Je crois qu’il faut remettre les pendules à l’heure, avec l’apparition de l’internet libre et le triomphe des « réseaux sociaux », l’élite intellectuelle se cague dessus ! Aujourd’hui, elle est obligée d’aller ramer sur la plateforme Youtube pour qu’on daigne entendre sa parole sacrée9. Mais tout n’est pas perdu pour elle. Loin de là. Elle n’a pas dit son dernier mot. Elle se retranche héroïquement derrière ses bastions traditionnels comme l’École, l’Université ou les journaux adulés par l’élite intellectuelle branchée que sont le Monde Diplomatique ou Le Crieur. C’est vrai, elle finit par se laisser contaminer par ce mouvement de protestation diffus qui retrouve la parole contre une élite qui considère que toute information provenant des réseaux sociaux ou de Wikipédia est suspecte (une fake news), tandis que celle qui provient du Monde ou du Monde Diplomatique, reflète la réalité pure et parfaite, parce qu’elle a été validée par les clercs. Seulement, il ne faut pas se méprendre ; s’ils le font, c’est parce que les rapports de pouvoir ont changé… ; mais ils n’ont pas pour autant cessé de courir après ce pouvoir qui les fascine. Les chercheurs académiques ou les rédacteurs du Monde Diplomatique sont intimement convaincus qu’ils appartiennent à l’élite, qu’ils sont un peu « spéciaux », et en tous les cas, « indispensables », et qu’à cet égard, ils méritent leur salaire.

Je ne le pense pas, personnellement. Et je reste sur ma conviction de départ, celle que je défends depuis de nombreuses années. Le seul moyen d’abattre leur pouvoir, c’est de leur couper l’herbe sous le pied. C’est à dire de ne plus les payer.

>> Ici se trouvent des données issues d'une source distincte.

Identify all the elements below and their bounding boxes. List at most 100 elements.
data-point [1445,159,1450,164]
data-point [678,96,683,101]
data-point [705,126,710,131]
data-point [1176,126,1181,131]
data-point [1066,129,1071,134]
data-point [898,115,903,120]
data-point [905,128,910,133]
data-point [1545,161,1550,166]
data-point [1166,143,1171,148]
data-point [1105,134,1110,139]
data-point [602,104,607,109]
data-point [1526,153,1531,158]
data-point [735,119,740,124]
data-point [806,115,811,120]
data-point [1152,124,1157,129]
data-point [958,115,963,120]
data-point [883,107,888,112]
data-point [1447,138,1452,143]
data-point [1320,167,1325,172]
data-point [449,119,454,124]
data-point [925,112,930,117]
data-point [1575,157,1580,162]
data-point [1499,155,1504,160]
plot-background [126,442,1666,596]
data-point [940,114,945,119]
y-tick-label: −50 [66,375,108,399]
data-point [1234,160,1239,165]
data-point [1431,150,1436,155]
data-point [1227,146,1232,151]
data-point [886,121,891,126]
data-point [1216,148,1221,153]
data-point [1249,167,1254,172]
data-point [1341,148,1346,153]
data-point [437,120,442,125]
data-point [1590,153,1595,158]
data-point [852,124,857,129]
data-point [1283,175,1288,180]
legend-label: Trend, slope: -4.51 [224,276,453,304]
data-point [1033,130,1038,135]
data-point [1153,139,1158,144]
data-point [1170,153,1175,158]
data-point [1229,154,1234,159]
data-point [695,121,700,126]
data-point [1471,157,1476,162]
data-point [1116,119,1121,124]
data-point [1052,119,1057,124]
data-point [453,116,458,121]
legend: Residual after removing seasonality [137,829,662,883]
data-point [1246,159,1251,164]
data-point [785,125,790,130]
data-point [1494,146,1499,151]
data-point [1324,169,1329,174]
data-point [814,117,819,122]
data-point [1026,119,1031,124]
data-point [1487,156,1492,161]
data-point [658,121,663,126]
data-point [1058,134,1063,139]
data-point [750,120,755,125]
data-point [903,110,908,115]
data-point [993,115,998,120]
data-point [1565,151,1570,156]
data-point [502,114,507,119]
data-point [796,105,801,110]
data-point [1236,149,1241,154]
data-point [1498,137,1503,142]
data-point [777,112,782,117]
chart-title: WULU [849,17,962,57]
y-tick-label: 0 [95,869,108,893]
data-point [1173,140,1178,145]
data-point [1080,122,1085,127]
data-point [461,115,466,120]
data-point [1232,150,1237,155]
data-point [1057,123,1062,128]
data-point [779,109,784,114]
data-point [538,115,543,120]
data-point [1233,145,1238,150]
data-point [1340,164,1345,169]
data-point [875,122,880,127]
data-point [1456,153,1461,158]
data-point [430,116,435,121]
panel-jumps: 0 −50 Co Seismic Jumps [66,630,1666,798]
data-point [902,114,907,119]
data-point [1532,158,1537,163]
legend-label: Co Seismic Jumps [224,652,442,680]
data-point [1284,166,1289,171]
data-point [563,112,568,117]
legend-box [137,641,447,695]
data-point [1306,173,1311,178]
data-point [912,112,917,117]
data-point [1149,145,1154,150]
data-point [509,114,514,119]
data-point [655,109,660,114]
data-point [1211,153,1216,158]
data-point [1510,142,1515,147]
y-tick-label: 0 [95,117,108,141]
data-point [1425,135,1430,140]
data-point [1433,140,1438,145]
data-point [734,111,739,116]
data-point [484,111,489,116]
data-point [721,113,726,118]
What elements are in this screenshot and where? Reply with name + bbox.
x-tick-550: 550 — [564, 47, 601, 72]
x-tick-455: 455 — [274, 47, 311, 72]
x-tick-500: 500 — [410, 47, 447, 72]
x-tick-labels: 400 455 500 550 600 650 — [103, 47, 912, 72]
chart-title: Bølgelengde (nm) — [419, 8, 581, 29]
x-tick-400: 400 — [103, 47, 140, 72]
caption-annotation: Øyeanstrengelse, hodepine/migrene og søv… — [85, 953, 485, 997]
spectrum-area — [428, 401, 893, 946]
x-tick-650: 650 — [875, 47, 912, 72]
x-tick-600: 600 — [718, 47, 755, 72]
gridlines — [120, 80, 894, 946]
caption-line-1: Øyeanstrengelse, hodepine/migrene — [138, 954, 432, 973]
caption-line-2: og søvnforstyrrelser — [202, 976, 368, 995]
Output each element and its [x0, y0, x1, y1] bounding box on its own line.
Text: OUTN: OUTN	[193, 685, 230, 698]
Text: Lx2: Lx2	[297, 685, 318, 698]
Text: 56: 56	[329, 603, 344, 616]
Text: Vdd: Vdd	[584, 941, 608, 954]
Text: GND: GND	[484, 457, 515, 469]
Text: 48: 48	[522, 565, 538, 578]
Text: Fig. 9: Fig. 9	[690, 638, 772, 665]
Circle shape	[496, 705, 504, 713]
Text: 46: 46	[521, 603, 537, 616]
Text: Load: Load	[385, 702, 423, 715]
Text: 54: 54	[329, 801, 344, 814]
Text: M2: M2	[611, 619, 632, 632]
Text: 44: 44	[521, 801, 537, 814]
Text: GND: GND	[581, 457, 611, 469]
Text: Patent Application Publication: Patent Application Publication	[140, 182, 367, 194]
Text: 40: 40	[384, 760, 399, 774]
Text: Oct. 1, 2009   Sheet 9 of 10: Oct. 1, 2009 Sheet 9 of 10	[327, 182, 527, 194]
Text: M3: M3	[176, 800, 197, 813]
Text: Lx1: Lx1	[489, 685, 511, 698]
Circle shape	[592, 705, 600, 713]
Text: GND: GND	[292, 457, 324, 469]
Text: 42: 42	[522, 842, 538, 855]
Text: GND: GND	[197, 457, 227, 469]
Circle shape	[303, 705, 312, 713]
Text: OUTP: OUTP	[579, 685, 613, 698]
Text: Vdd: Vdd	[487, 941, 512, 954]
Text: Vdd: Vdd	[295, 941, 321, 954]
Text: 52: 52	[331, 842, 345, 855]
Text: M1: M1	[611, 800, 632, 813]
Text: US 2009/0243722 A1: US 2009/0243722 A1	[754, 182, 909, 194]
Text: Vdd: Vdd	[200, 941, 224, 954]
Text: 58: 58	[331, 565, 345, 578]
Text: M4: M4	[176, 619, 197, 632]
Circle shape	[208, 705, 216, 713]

Et par chance, il existe des solutions simples et efficaces à cet effet

  1. Supprimer les droits patrimoniaux liés à la propriété intellectuelle ;
  2. Stopper net le financement public de l’enseignement et de la recherche ;
  3. Interdire la rémunération des activités de formation, de consultant et d'expertise ;
  4. Interdire la fermeture des activités et la confiscation du savoir par des professions lucratives, via des diplômes ou des formations, comme dans le cas de la médecine.

De telles mesures politiques sont devenues indispensables. Elles nous permettront d'évoluer vers une société ouverte, enfin libérée des marchands et des professionnels du savoir. Mais à titre individuel, comment agir, comment participer à cette libération ? On peut déjà commencer par cesser d’acheter leurs essais anti-capitalistes sous copyright à 22 €. Et pour cela, quoi de mieux qu’une boîte à livres ?

1 Au passage, plus de 90 % des bateaux dans un port sont désaffectés une bonne partie de l’année alors qu’ils pourraient très bien accueillir des « sans-logis ».

2 « Confinés dans les villes secrètes de l’atome soviétique », p.4-5

3 « Les populistes américains contre le lobby des médecins », p. 6-7

4 « La bourgeoisie intellectuelle, une élite héréditaire », p.20-21

5 Voir cet article.

6 « Mais à quoi servent donc les artistes ? », p.18-19.

7 Y a-t-il d'ailleurs, une différence entre les deux ? Je renvoie à l'ouvrage de Paul Feyerabend, La Science en tant qu'Art, Albin Michel, 2003.

8 Voir à ce sujet La Rédaction du Monde, « Comment l’actionnariat du Groupe Le Monde est organisé » Le Monde, 10 septembre 2019.